Texas Restores Biblical Literature to Public School Curricula

The Texas State Board of Education has approved a reading list that reintroduces Bible passages into public school classrooms, a curriculum that marks the return to educational traditions that shaped American learning for generations.
The approved state book list will ensure that approximately five million Texas students encounter biblical passages as part of their regular coursework, beginning in fourth grade. This restoration of what was once a cornerstone of American education includes carefully selected passages such as Luke 14’s “The Necessity of Humility,” Ecclesiastes 3’s “To Everything There is a Season,” and excerpts from Job.
Elementary students will encounter picture-book adaptations of the David and Goliath narrative and Adam and Eve accounts, while older students engage with increasingly sophisticated biblical texts.
It’s important to recognize that the inclusion of Bible passages in public education is hardly revolutionary as critics of this new policy seek to project. For in reality, it represents a return to standard practice. For much of American educational history, biblical literacy was considered essential to a well-rounded education, particularly given the Bible’s profound influence on Western literature, philosophy, and governance.
The curriculum thoughtfully pairs biblical passages with classic literature, allowing students to see these connections firsthand. Senior high school students, for instance, will study 1 Corinthians’ “Definition of Love” alongside Jane Austen’s “Pride and Prejudice,” a pairing that illuminates how biblical concepts have shaped literary traditions.
The expanded reading list will also include timeless classics such as E.B. White’s “Charlotte’s Web,” Charles Dickens’s “Great Expectations,” Shakespeare’s “The Tragedy of Julius Caesar,” and other foundational works of Western civilization.
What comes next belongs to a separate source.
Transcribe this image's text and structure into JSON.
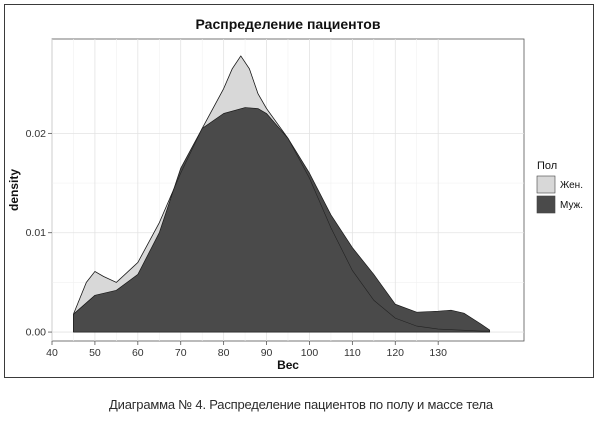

As David Closson, director of the Center for Biblical Worldview at the Family Research Council, noted in The Washington Stand: “This recognizes a simple historical reality, which is that it is nearly impossible to understand American history and western civilization or really, even the English language without some familiarity with the Bible. The speeches of our founders, Abraham Lincoln, and the sermons and writings of Martin Luther King Jr. are saturated with biblical language and concepts.”
He further explains that this approach mirrors how educators have long treated other foundational texts: “We routinely teach students the works of Homer and Shakespeare and other foundational texts because they have enduring cultural significance. The Bible is undoubtedly the most influential book in western history and it should not be excluded from that conversation.”
Importantly, Closson clarifies that this curriculum represents academic study rather than religious indoctrination: “This curriculum is not about requiring students to practice Christianity, or even treating the Bible as a devotional book. This reflects a growing recognition that public education has too often neglected Christianity’s formative role in the development of our civilization. Teaching selective biblical passages in their proper historical literary context is not religious indoctrination—it’s a rather good education. This curriculum is both constitutionally permissible and educationally responsible.”
The decision has garnered support from many throughout the state, as well as educators who view it as essential to comprehensive literary and historical education.
The new curriculum will take effect in 2030, following Texas’s earlier decision to require the display of the Ten Commandments in public school classrooms, another step toward reinstating long-established educational traditions.